Audit a TradingView trade log for inflated Sharpe and concentrated profit
Print a tearsheet with Sharpe, Sortino, Calmar, and max drawdown for your CSV
Convert a Pine Script strategy to Python and diff it against the TradingView log
Switch annualization between stocks 252 and crypto 365 days for accurate risk numbers
Install with pipx and point the CLI at a TradingView trade log CSV; choose stocks 252 or crypto 365 annualization to match your asset class.

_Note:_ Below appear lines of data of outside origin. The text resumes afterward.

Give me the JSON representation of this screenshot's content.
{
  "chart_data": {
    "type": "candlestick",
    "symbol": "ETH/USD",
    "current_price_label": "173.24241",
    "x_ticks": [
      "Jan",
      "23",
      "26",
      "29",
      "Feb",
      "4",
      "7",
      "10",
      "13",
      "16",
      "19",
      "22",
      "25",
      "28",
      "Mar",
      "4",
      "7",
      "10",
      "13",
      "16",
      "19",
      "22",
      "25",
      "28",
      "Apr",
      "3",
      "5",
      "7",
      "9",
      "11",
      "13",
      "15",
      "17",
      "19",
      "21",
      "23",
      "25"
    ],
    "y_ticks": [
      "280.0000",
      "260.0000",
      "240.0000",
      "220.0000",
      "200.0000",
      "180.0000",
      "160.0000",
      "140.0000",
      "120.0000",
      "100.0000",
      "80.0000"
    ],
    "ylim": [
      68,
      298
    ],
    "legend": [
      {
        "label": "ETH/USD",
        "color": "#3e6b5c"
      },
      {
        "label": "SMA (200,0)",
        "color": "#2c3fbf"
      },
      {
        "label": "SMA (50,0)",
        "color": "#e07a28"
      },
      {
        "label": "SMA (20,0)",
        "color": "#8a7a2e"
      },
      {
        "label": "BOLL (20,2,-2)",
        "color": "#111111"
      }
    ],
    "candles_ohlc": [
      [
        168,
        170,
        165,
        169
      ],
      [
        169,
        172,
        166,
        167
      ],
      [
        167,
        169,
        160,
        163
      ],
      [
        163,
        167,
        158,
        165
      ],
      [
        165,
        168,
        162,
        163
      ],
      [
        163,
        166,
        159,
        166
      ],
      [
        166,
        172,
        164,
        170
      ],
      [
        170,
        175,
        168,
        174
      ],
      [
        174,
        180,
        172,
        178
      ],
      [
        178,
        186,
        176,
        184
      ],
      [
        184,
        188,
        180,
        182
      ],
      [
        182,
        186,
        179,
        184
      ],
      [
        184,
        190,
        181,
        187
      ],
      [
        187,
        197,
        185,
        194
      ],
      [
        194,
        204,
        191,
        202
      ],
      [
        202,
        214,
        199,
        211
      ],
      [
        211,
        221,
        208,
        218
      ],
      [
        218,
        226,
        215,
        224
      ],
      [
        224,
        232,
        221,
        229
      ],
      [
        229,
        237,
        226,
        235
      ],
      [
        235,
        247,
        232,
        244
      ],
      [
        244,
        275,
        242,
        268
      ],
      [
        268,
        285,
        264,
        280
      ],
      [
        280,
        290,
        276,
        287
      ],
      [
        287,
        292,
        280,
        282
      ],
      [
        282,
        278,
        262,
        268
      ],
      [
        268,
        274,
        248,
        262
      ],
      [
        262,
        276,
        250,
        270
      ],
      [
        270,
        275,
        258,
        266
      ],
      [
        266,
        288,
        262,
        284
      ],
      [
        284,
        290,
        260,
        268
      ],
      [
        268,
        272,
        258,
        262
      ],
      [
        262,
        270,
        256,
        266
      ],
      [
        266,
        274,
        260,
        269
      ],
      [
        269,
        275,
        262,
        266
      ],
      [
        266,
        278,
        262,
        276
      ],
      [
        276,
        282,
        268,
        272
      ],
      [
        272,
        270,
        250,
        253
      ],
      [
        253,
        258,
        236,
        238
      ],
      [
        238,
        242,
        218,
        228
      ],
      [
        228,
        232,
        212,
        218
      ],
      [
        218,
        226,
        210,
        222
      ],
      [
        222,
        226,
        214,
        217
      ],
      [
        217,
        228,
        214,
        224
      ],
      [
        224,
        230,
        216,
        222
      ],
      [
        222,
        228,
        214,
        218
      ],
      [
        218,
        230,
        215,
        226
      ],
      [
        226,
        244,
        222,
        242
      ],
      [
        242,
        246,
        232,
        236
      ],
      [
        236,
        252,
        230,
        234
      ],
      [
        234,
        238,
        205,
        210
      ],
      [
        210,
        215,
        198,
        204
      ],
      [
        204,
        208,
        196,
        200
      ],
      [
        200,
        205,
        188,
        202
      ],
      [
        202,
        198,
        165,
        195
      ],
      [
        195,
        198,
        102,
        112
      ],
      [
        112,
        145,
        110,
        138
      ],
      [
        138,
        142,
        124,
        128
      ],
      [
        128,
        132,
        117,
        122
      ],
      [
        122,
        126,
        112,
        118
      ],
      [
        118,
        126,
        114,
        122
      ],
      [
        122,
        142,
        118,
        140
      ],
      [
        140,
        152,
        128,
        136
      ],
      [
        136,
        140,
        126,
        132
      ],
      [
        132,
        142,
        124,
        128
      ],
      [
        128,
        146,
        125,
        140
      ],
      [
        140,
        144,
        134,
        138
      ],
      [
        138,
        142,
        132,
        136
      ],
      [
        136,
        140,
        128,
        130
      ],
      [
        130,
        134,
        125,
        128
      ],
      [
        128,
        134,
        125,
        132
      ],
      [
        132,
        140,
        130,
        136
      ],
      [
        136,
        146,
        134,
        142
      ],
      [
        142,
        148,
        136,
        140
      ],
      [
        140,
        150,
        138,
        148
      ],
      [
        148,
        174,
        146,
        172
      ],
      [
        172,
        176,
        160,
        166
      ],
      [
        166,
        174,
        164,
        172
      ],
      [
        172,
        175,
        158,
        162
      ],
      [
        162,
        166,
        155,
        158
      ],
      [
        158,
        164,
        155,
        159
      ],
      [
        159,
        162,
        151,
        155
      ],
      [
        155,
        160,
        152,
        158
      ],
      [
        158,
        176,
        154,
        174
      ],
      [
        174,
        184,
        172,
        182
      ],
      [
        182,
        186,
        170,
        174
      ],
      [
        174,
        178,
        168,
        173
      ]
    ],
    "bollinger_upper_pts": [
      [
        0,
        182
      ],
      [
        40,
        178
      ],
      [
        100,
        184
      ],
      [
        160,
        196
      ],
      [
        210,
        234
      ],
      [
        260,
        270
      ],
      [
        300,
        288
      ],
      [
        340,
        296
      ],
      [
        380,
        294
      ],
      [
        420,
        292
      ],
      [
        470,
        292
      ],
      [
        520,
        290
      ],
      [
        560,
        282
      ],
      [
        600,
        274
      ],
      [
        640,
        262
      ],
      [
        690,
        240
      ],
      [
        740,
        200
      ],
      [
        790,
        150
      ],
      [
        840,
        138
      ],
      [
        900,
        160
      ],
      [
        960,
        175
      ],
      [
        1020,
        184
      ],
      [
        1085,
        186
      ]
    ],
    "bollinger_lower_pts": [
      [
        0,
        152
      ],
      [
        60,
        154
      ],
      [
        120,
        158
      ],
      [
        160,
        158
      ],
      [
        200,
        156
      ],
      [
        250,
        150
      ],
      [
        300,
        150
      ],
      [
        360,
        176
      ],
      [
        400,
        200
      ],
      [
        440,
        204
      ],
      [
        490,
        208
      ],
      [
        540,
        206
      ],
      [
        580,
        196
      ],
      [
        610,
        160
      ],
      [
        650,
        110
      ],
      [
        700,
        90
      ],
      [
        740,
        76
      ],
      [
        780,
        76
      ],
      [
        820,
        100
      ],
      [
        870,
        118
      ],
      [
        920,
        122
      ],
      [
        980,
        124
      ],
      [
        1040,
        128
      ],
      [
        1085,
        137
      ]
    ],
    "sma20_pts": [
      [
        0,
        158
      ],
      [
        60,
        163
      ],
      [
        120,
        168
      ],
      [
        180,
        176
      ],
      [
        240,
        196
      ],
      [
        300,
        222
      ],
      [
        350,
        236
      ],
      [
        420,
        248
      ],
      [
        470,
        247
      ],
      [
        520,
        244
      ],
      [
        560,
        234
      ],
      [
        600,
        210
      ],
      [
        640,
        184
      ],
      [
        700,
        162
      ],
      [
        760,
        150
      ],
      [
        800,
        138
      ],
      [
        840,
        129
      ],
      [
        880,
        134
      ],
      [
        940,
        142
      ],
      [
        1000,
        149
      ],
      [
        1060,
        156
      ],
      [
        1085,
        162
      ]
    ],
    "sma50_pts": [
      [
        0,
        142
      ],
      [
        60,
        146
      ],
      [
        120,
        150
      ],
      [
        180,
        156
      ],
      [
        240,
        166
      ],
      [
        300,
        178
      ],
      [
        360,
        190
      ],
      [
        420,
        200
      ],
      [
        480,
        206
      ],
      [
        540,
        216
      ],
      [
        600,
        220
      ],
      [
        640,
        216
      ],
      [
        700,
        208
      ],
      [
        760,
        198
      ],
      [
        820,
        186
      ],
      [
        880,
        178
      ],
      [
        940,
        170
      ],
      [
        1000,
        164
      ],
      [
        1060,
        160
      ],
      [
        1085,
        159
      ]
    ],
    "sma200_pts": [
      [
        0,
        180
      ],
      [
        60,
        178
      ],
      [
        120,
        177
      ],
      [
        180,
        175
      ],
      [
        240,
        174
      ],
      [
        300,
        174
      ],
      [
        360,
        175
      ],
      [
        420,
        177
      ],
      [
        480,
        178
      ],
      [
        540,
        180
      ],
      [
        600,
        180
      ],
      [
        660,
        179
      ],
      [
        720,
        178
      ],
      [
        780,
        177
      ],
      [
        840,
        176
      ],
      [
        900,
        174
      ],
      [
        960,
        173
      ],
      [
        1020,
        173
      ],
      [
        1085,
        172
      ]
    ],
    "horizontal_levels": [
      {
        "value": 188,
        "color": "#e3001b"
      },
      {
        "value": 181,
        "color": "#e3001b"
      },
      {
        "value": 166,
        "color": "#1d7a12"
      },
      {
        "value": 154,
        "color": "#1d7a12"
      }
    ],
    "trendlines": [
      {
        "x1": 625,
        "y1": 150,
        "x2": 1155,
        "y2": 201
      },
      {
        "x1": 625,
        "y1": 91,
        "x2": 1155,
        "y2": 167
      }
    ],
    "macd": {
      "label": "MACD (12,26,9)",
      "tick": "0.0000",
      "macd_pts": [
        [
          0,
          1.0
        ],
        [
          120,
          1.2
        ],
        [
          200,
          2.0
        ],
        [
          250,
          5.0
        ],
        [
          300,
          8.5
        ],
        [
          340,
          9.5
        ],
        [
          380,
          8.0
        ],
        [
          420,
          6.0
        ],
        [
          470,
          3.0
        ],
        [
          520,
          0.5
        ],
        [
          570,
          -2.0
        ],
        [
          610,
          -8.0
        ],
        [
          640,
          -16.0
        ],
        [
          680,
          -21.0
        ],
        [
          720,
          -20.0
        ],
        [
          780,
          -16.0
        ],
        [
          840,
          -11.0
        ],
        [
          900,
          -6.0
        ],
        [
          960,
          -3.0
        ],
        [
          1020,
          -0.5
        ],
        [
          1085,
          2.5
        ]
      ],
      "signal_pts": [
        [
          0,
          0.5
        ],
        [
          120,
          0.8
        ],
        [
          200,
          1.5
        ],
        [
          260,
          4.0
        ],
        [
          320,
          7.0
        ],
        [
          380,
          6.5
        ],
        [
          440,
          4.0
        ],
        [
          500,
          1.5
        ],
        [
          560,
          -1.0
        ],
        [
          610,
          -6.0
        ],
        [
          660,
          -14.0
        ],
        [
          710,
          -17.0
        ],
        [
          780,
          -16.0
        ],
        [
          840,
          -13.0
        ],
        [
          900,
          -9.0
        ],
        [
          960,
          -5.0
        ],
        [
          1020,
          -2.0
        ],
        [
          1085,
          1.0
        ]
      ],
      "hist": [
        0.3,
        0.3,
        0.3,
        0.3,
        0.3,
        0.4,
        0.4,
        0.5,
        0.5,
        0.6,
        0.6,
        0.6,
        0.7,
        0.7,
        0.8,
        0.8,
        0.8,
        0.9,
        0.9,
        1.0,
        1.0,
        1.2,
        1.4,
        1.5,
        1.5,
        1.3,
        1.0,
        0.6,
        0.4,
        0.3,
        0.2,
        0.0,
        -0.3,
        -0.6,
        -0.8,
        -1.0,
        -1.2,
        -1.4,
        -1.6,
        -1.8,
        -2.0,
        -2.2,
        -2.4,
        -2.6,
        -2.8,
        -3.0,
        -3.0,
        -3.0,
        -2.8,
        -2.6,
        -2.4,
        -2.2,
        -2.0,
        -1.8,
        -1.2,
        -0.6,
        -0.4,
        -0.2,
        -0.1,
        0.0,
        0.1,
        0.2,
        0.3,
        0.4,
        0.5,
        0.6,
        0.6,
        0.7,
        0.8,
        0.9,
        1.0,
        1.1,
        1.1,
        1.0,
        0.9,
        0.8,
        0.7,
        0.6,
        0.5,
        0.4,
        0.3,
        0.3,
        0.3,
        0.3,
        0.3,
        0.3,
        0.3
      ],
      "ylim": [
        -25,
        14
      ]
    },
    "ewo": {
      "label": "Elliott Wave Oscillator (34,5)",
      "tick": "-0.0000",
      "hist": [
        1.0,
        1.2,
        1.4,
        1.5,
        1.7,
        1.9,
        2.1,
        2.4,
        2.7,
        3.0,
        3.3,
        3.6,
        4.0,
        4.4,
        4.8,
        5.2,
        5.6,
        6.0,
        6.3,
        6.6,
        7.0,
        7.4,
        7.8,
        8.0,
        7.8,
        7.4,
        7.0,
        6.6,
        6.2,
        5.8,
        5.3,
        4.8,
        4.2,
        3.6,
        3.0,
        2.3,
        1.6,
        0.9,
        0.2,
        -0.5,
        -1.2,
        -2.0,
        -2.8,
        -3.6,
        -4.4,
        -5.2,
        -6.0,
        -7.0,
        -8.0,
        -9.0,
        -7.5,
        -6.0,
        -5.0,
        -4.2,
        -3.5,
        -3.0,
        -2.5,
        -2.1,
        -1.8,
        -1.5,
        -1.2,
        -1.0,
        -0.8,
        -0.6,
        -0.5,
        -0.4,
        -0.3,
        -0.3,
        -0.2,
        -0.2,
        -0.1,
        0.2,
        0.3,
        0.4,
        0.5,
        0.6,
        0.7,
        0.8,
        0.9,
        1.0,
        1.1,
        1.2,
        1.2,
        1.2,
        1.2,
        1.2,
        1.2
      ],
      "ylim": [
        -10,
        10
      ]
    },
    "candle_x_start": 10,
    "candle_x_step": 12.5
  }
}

survival-alpha is a small command-line tool written in Python that audits trading strategy backtests for amateur quant traders. Its tagline in the README is that your backtest is lying to you and this library catches it. The user gives it a trade log exported from TradingView, runs one command, and gets back a report of how the strategy performed along with sanity checks that try to flag common bugs and self-deception. In its first mode, the tool reads a CSV file of trades, then prints a tearsheet. The numbers include total return, compound annual growth rate, Sharpe and Sortino ratios, Calmar, maximum drawdown, win rate, profit factor, average win and loss, and average trade duration. The README is clear about the hygiene checks too: it looks for trades with strange durations, trades that enter and exit on the same bar, P&L numbers that do not reconcile, suspiciously high Sharpe ratios, profit that is concentrated in a tiny number of trades, and profit that only came from a single time period. A second mode, listed as version 0.2, converts TradingView's Pine Script strategies into Python and then runs a backtest, optionally diffing the result against a reference TradingView trade log. The README shows a sample output with emoji icons next to each check, so passes and fails are easy to spot. Install instructions point to pipx, which the README describes as an App Store for Python command-line tools. The CLI is invoked as sa, reads files from local data and convert folders, and supports a flag to switch annualization between stocks (252 days per year) and crypto (365 days per year), since that choice changes risk numbers. The project is MIT licensed and the author also runs a Substack and X account.
Generated 2026-05-22 · Model: sonnet-4-6 · Verify against the repo before relying on details.